2. **Early-Layer Dynamics:** Pythia 6.9b exhibits a pronounced early peak in Input Skewness, which is absent in GPT2 xl. This indicates a different processing strategy in the initial layers.
3. **Convergence of Output Space:** Both models show a significant reduction in Output Space Size across layers, converging to a low value (0.05-0.1). This suggests that deeper layers operate within a more constrained representational space.
4. **Variance:** The shaded regions (confidence intervals) for Input Skewness are notably wider than for Output Space Size in both models, indicating greater layer-to-layer or run-to-run variability in skewness measurements.
### Interpretation
This data visualizes a key aspect of how information is processed and transformed within deep transformer language models. **Input Skewness** likely measures the concentration or "peakiness" of attention distributions—higher values mean attention is focused on fewer tokens. **Output Space Size** may relate to the effective dimensionality or diversity of the representations produced by a layer.

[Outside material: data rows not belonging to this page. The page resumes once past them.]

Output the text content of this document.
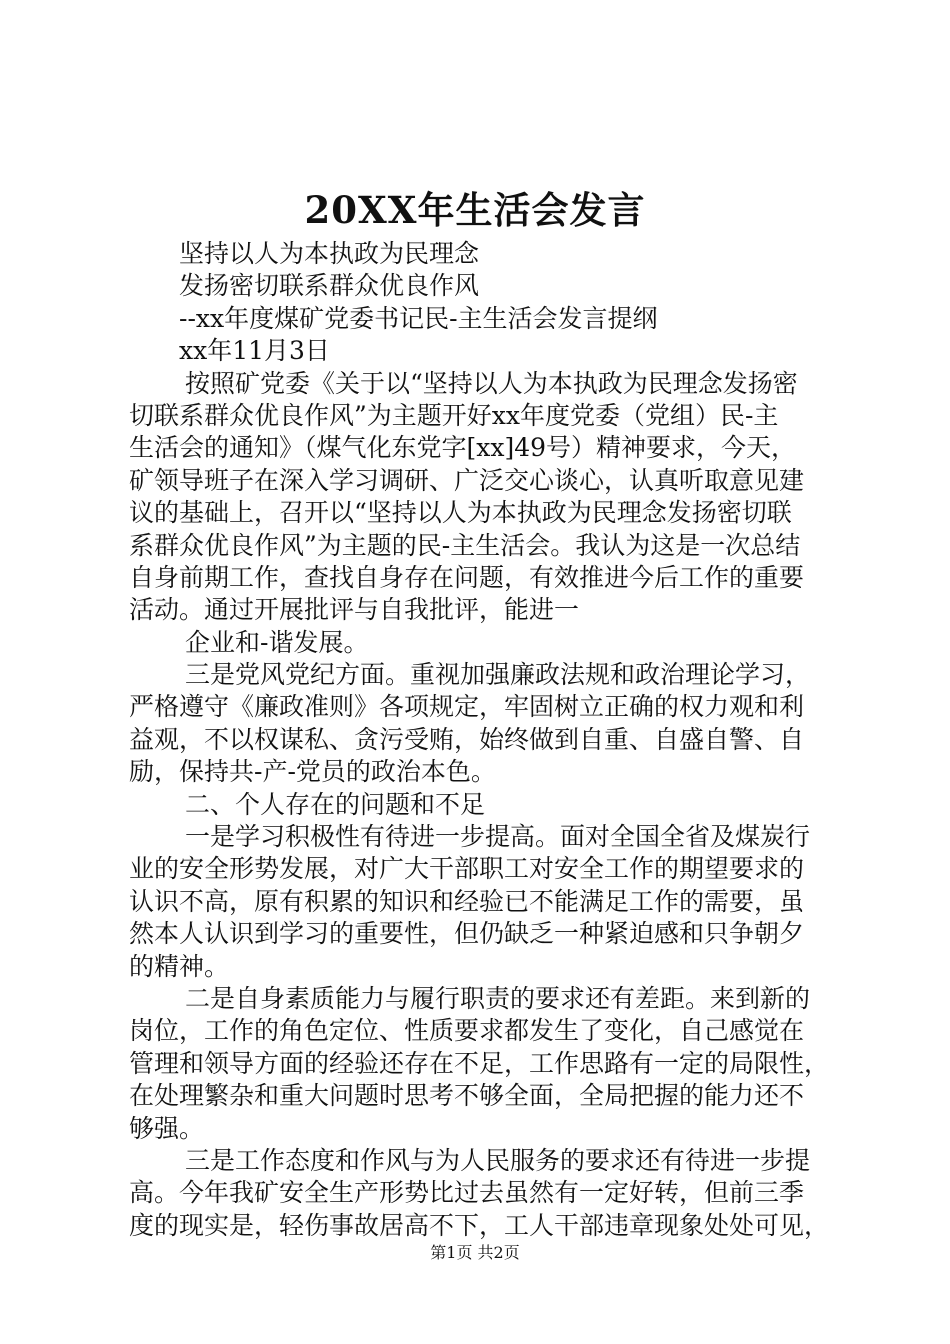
20XX年生活会发言
坚持以人为本执政为民理念
发扬密切联系群众优良作风
--xx年度煤矿党委书记民-主生活会发言提纲
xx年11月3日
按照矿党委《关于以“坚持以人为本执政为民理念发扬密
切联系群众优良作风”为主题开好xx年度党委（党组）民-主
生活会的通知》（煤气化东党字[xx]49号）精神要求，今天，
矿领导班子在深入学习调研、广泛交心谈心，认真听取意见建
议的基础上，召开以“坚持以人为本执政为民理念发扬密切联
系群众优良作风”为主题的民-主生活会。我认为这是一次总结
自身前期工作，查找自身存在问题，有效推进今后工作的重要
活动。通过开展批评与自我批评，能进一
企业和-谐发展。
三是党风党纪方面。重视加强廉政法规和政治理论学习，
严格遵守《廉政准则》各项规定，牢固树立正确的权力观和利
益观，不以权谋私、贪污受贿，始终做到自重、自盛自警、自
励，保持共-产-党员的政治本色。
二、个人存在的问题和不足
一是学习积极性有待进一步提高。面对全国全省及煤炭行
业的安全形势发展，对广大干部职工对安全工作的期望要求的
认识不高，原有积累的知识和经验已不能满足工作的需要，虽
然本人认识到学习的重要性，但仍缺乏一种紧迫感和只争朝夕
的精神。
二是自身素质能力与履行职责的要求还有差距。来到新的
岗位，工作的角色定位、性质要求都发生了变化，自己感觉在
管理和领导方面的经验还存在不足，工作思路有一定的局限性，
在处理繁杂和重大问题时思考不够全面，全局把握的能力还不
够强。
三是工作态度和作风与为人民服务的要求还有待进一步提
高。今年我矿安全生产形势比过去虽然有一定好转，但前三季
度的现实是，轻伤事故居高不下，工人干部违章现象处处可见，
第1页 共2页
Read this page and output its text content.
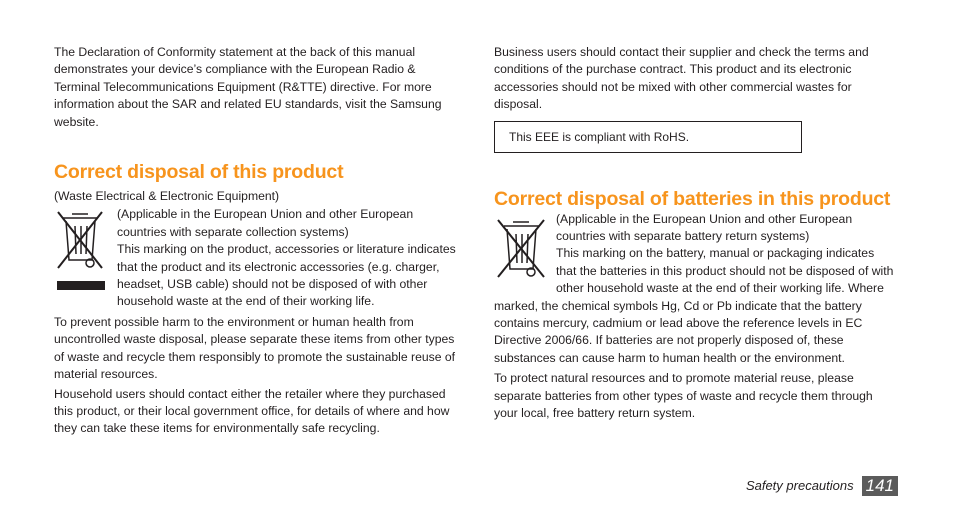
The Declaration of Conformity statement at the back of this manual demonstrates your device’s compliance with the European Radio & Terminal Telecommunications Equipment (R&TTE) directive. For more information about the SAR and related EU standards, visit the Samsung website.

Correct disposal of this product

(Waste Electrical & Electronic Equipment)

(Applicable in the European Union and other European countries with separate collection systems)

This marking on the product, accessories or literature indicates that the product and its electronic accessories (e.g. charger, headset, USB cable) should not be disposed of with other household waste at the end of their working life.

To prevent possible harm to the environment or human health from uncontrolled waste disposal, please separate these items from other types of waste and recycle them responsibly to promote the sustainable reuse of material resources.

Household users should contact either the retailer where they purchased this product, or their local government office, for details of where and how they can take these items for environmentally safe recycling.

Business users should contact their supplier and check the terms and conditions of the purchase contract. This product and its electronic accessories should not be mixed with other commercial wastes for disposal.

This EEE is compliant with RoHS.
Correct disposal of batteries in this product

(Applicable in the European Union and other European countries with separate battery return systems)

This marking on the battery, manual or packaging indicates that the batteries in this product should not be disposed of with other household waste at the end of their working life. Where marked, the chemical symbols Hg, Cd or Pb indicate that the battery contains mercury, cadmium or lead above the reference levels in EC Directive 2006/66. If batteries are not properly disposed of, these substances can cause harm to human health or the environment.

To protect natural resources and to promote material reuse, please separate batteries from other types of waste and recycle them through your local, free battery return system.

Safety precautions 141
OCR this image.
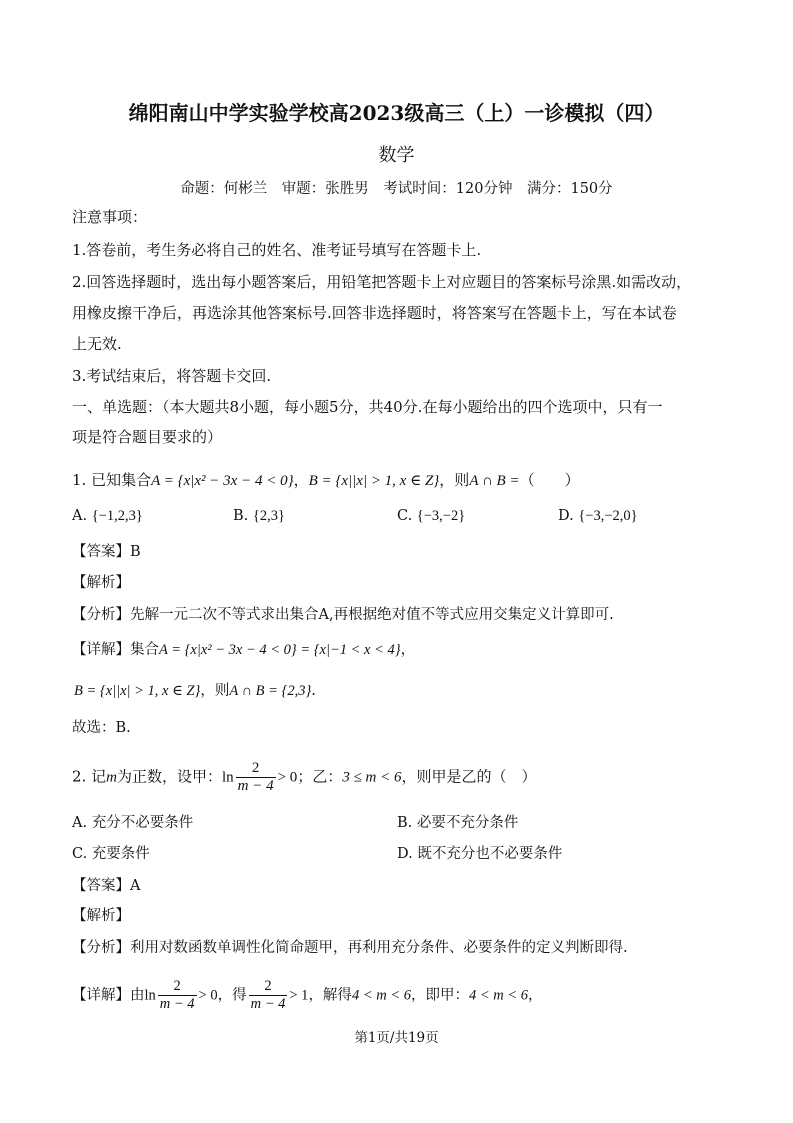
绵阳南山中学实验学校高2023级高三（上）一诊模拟（四）
数学
命题：何彬兰　审题：张胜男　考试时间：120分钟　满分：150分
注意事项：
1.答卷前，考生务必将自己的姓名、准考证号填写在答题卡上.
2.回答选择题时，选出每小题答案后，用铅笔把答题卡上对应题目的答案标号涂黑.如需改动，
用橡皮擦干净后，再选涂其他答案标号.回答非选择题时，将答案写在答题卡上，写在本试卷
上无效.
3.考试结束后，将答题卡交回.
一、单选题：（本大题共8小题，每小题5分，共40分.在每小题给出的四个选项中，只有一
项是符合题目要求的）
1. 已知集合A = {x|x² − 3x − 4 < 0}，B = {x||x| > 1, x ∈ Z}，则A ∩ B =（　　）
A. {−1,2,3}	B. {2,3}	C. {−3,−2}	D. {−3,−2,0}
【答案】B
【解析】
【分析】先解一元二次不等式求出集合A,再根据绝对值不等式应用交集定义计算即可.
【详解】集合A = {x|x² − 3x − 4 < 0} = {x|−1 < x < 4}，
B = {x||x| > 1, x ∈ Z}，则A ∩ B = {2,3}.
故选：B.
2. 记m为正数，设甲：$\ln \frac{2}{m - 4} > 0$；乙：3 ≤ m < 6，则甲是乙的（　）
A. 充分不必要条件	B. 必要不充分条件
C. 充要条件	D. 既不充分也不必要条件
【答案】A
【解析】
【分析】利用对数函数单调性化简命题甲，再利用充分条件、必要条件的定义判断即得.
【详解】由$\ln \frac{2}{m - 4} > 0$，得 $\frac{2}{m - 4} > 1$，解得4 < m < 6，即甲：4 < m < 6，
第1页/共19页
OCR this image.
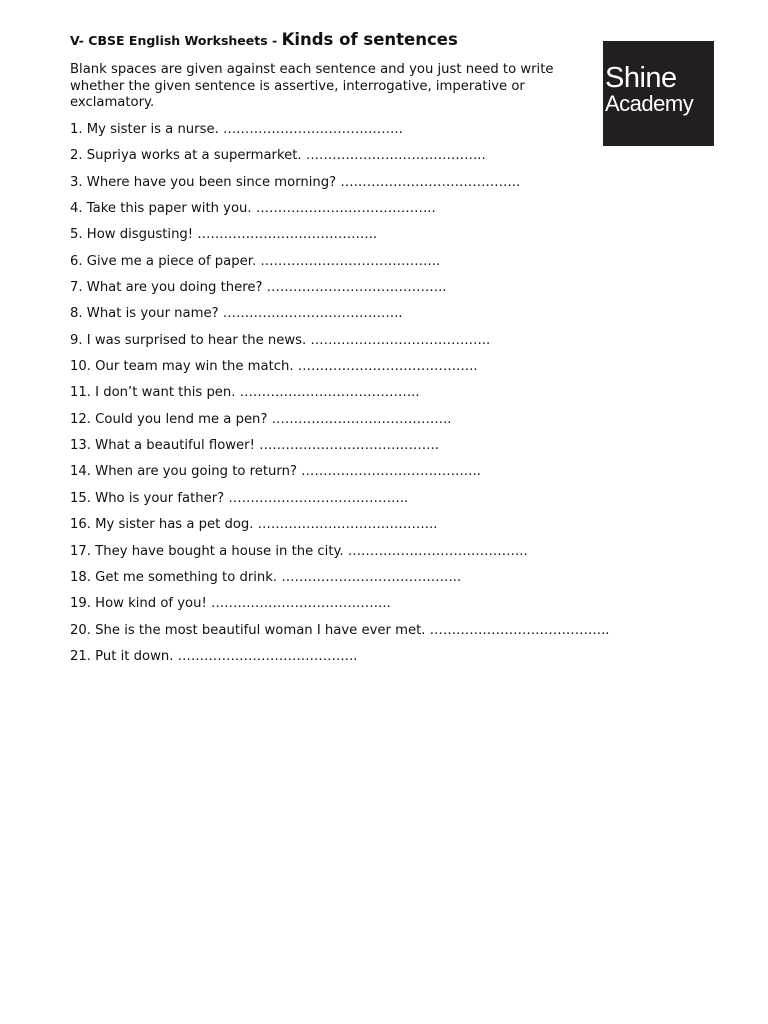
V- CBSE English Worksheets - Kinds of sentences
Blank spaces are given against each sentence and you just need to write whether the given sentence is assertive, interrogative, imperative or exclamatory.
Shine
Academy
1. My sister is a nurse. …………………………………..
2. Supriya works at a supermarket. …………………………………..
3. Where have you been since morning? …………………………………..
4. Take this paper with you. …………………………………..
5. How disgusting! …………………………………..
6. Give me a piece of paper. …………………………………..
7. What are you doing there? …………………………………..
8. What is your name? …………………………………..
9. I was surprised to hear the news. …………………………………..
10. Our team may win the match. …………………………………..
11. I don’t want this pen. …………………………………..
12. Could you lend me a pen? …………………………………..
13. What a beautiful flower! …………………………………..
14. When are you going to return? …………………………………..
15. Who is your father? …………………………………..
16. My sister has a pet dog. …………………………………..
17. They have bought a house in the city. …………………………………..
18. Get me something to drink. …………………………………..
19. How kind of you! …………………………………..
20. She is the most beautiful woman I have ever met. …………………………………..
21. Put it down. …………………………………..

The observed trends suggest a common architectural principle: **early layers perform broad, exploratory processing** (higher Output Space Size, with varying skewness), while **later layers perform focused, specialized processing** (low Output Space Size, with stabilized skewness). The steady decline in Output Space Size implies a progressive compression or specialization of information as it flows through the network.
The difference between GPT2 and Pythia is instructive. Pythia's early spike in skewness suggests its initial layers may be more aggressively selecting specific tokens for processing right from the start, whereas GPT2's initial layers have a high but immediately dropping skewness. The lower "Global head" baseline for Pythia might indicate its attention mechanisms are generally less skewed or operate on a different scale. This comparison highlights how different model architectures, despite being trained for the same task, can develop distinct internal processing strategies. The "Specific head" lines at a very low skewness (~0.1) in both models likely represent a baseline or minimum attention spread.